Virginia bill would ban weapons' destruction


Staff member
Localities that hold gun buybacks would be prohibited from destroying the weapons under a bill that a House of Delegates committee approved on Friday.

The bill submitted by Delegate Mark Cole, Fredericksburg Republican, which cleared the House Militia, Police and Public Safety Committee on an 18-4 vote, would require localities to sell the collected firearms to licensed gun dealers. It also would require the localities to pass an ordinance in order to hold a buyback program.

In other legislative news, Attorney General Bob McDonnell, a Republican, said Friday that while he appreciates bipartisan cooperation, he doesn't support the smoking proposal backed by Gov. Tim Kaine, a Democrat, and House Speaker William J. Howell, Stafford Republican.

Mr. McDonnell, his party's candidate for governor, said government should not demand that private businesses ban smoking. He said the issue should be left to the free market, noting that more than half of Virginia's restaurants already voluntarily have become smoke free.

The compromise announced Thursday would ban smoking in restaurants, except private clubs and eateries with walled-off, separately ventilated smoking rooms. The House will vote on the bill early next week.

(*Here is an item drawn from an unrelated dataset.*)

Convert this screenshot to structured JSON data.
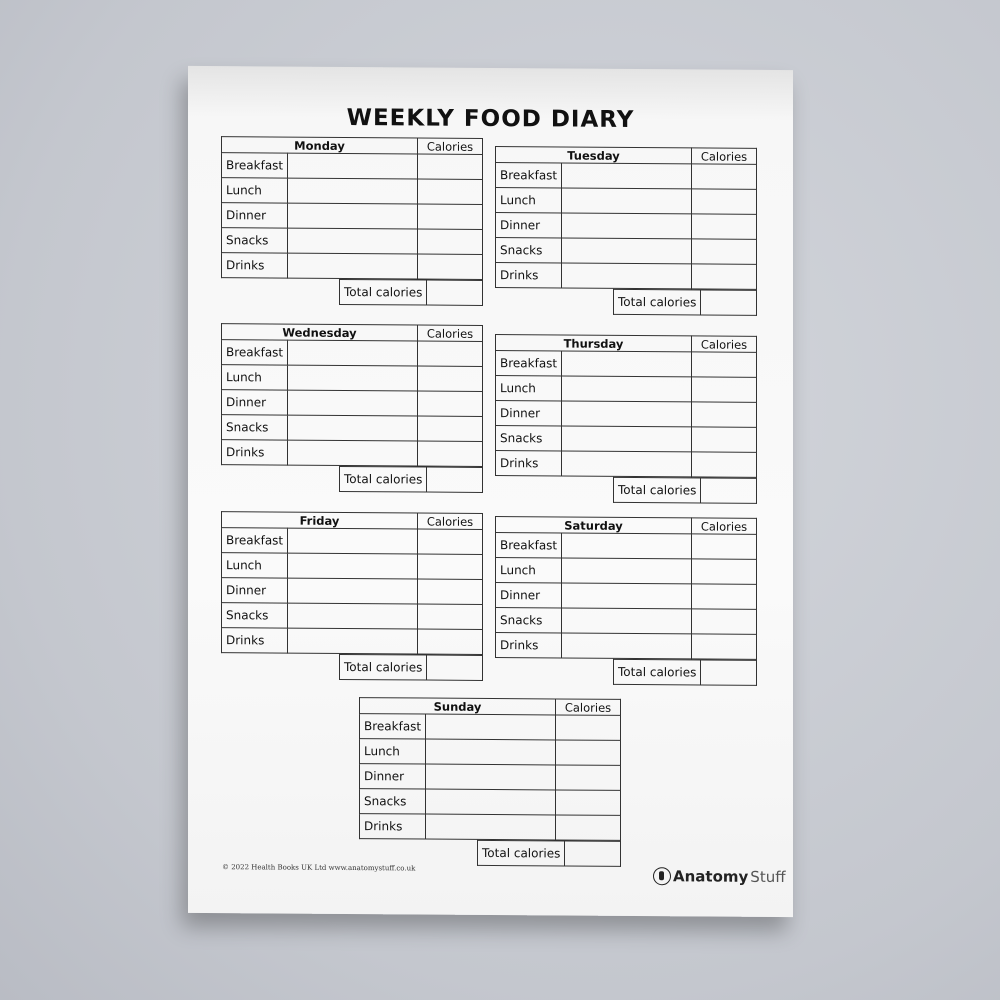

Mr. Cole's bill does not prohibit those who want to turn over their gun to have it destroyed from doing so as long as they do not get anything in return.

If the bill passes in the full House, it could have a more difficult time in the Democrat-controlled Senate.

Opponents said it would defy the whole point of the buyback program, which is to take guns off the street by destroying them. The guns would go to licensed dealers, who must run background checks to make sure felons, domestic abusers and the mentally ill don't get them.

ASSOCIATED PRESS Alvin Burton (left) turns over nine handguns to an official in December during the 'Gun Buy Back' at the Second Precinct in the South Norfolk section of Chesapeake, Va. Mr. Burton received a $100 gift card for each working handgun he turned in to be destroyed.

The bill could provide money for cash-strapped localities and police departments while also making sure the guns do not fall into the wrong hands, Mr. Cole said.

"Some of them are valuable, and I think it's kind of a waste of taxpayer funds to just destroy those," he said.

Mr. Cole said he couldn't estimate how much the localities could get from selling the guns, because many of those turned in are worthless.

"I think the whole point should be to get them out of the hands of people who either shouldn't have them or don't want them, not to take them out of the hands of responsible people," he said.

Usually local stores give police departments gift cards to give in exchange for the weapons.

Newport News police received nearly 900 guns during buyback events in December 2007 and 2008. For both events, gun owners lined up early to receive $100 gift certificates for their weapons, said Lou Thurston, a spokesman for the department.

"We understand that we're not getting the gun away from the bad guy on the street," Mr. Thurston said. "It takes those guns out of the position of being taken in a burglary and being used in a violent crime."